IL-4ra deficiency or local macrophage depletion prevents CAC-induced catecholamine synthesis and browning of adipose tissue. (A–F) WT and IL4ra-knock out (KO) mice bearing LLC tumors were euthanized 14 to 16 d after tumor cell inoculation. (A) qRT-PCR analysis to detect mRNA levels of type 1 and type 2 immune cell marker genes in iWAT (n = 4 to 5 per group). (B) Representative iWAT and aWAT sections immunolabeled for tyrosine hydroxylase (TH). (Scale bars: 200 µm.) (C) Western blotting analysis to detect TH, uncoupling protein-1 (UCP-1), phosphorylated (P) (Ser660) hormone sensitive lipase (P-HSL), and HSL protein contents in iWAT and aWAT. Glycerinaldehyde-3-phosphat-dehydrogenase (GAPDH) was used as loading control. (D) Norepinephrine (NE) contents in iWAT and aWAT were determined by ELISA (n = 4 per group). (E) Tissue weights of WT and IL4ra-KO LLC tumor-bearing mice relative to tissue weights of control animals (n = 10 per group; results of two independent experiments were combined). (F) Western blotting analysis to detect phosphorylated (P) (Ser724)-inositol-requiring protein-1 (P-IRE1), IRE1, phosphorylated (P) (Thr202/Tyr204)-extracellular signal–regulated kinase (P-ERK), and ERK protein expression in iWAT and aWAT depots. (G and H) C26 tumor-bearing mice and control mice were subcutaneously injected with control/clodronate liposomes every 2 d and euthanized 14 to 16 d after tumor cell inoculation. (G) Representative iWAT sections of control and C26 tumor-bearing mice treated with clodronate/control liposomes immunolabeled for TH. (Scale bars: 200 µm.) (H) Tissue weights of control/clodronate liposomes–treated C26 tumor-bearing mice relative to tissue weights of the respective control animals (n = 4 to 5 per group). Data are presented as means ± SD. Significance was determined by two-way ANOVA followed by Tukey’s post hoc analysis. *P ≤ 0.05; **P ≤ 0.01.

Fig. 7.

Mechanisms of WAT browning in CAC. A chronic inflammatory, hypercatabolic state causes metabolic adaptations in WAT, summarized in the term browning, which contribute to WAT atrophy.
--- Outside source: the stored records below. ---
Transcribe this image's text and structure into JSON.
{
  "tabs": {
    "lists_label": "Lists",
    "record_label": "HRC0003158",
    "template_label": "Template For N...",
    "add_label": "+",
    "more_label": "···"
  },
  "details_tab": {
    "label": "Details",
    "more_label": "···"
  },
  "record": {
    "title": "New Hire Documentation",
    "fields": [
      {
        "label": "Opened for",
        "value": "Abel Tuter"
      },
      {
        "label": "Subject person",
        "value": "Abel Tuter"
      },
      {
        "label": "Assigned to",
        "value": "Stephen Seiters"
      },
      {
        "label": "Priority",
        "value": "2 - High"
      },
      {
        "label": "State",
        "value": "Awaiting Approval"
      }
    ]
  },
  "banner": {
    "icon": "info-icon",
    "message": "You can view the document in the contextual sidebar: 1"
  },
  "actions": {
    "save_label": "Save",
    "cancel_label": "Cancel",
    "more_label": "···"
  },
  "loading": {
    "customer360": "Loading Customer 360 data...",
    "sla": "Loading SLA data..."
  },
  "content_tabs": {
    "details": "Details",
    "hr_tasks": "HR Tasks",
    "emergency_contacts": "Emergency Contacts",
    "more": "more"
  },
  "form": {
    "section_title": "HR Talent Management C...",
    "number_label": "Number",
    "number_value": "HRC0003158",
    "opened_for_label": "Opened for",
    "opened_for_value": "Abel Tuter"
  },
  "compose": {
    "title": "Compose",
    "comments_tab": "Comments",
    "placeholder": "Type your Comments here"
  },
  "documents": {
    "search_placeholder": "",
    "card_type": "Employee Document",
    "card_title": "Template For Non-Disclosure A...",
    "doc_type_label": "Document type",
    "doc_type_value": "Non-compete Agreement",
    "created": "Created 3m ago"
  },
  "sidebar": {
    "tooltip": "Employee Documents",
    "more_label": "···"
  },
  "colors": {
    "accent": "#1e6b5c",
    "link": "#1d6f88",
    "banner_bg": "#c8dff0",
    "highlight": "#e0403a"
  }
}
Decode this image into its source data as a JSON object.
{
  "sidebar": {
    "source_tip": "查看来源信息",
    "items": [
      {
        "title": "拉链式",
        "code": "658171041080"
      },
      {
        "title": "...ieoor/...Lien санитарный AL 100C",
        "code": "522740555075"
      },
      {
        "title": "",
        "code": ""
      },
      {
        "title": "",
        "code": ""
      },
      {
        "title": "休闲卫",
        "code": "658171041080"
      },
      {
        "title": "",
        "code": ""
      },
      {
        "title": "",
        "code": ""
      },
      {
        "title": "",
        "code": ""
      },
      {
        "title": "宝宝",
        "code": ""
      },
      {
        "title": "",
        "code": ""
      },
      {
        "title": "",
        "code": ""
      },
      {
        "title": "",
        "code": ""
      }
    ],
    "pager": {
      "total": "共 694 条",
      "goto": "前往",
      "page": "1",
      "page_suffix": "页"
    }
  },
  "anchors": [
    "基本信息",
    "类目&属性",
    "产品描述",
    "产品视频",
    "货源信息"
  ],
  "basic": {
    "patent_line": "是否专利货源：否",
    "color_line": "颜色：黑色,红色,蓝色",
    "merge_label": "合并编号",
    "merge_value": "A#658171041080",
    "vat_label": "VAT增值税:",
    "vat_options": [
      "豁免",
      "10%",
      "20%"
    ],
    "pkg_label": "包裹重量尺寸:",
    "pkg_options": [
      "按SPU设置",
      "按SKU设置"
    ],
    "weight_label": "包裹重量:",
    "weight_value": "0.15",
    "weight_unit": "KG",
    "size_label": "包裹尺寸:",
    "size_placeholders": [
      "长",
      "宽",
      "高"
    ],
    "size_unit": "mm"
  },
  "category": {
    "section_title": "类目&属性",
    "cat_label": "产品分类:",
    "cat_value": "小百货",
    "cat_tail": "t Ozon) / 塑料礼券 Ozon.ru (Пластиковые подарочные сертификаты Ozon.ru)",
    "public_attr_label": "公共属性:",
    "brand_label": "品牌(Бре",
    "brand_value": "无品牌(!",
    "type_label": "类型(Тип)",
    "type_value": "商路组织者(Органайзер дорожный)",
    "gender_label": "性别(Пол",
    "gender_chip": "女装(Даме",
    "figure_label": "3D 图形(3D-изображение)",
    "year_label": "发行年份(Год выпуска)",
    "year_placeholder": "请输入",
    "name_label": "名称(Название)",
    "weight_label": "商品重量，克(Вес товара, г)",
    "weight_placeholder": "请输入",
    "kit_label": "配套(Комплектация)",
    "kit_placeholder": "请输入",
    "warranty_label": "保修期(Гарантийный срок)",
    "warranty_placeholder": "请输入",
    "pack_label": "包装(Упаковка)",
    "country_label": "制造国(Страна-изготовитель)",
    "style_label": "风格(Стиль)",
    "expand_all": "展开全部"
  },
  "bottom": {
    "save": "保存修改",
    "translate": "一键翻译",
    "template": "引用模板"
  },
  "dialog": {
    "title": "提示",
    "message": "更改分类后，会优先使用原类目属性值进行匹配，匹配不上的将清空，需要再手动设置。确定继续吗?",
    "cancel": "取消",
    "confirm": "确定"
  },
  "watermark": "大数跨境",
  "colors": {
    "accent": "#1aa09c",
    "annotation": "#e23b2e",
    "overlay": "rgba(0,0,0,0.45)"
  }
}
We demonstrate that cachexia-associated proinflammatory factors, like IL-6 and PTHrP, do not directly induce a catabolic switch in adipocytes but likely activate an intraadipose macrophage-sympathetic neuron cross-talk that orchestrates browning of WAT. The proinflammatory environment, generated by the cachexigenic tumor, causes the infiltration and IL-4–dependent alternative activation of macrophages (blue) in WAT, whereas the amount of proinflammatory macrophages (red) was unaffected. Alternatively activated macrophages secrete NGF, BDNF, and polyamines to generate a neuroprotective environment that allows for an increased GAP43-conducted outgrowth and activity of sympathetic neuronal projections. Enhanced sympathetic activity results in increased neuronal catecholamine secretion, β-adrenergic activation of adipocytes, and WAT browning.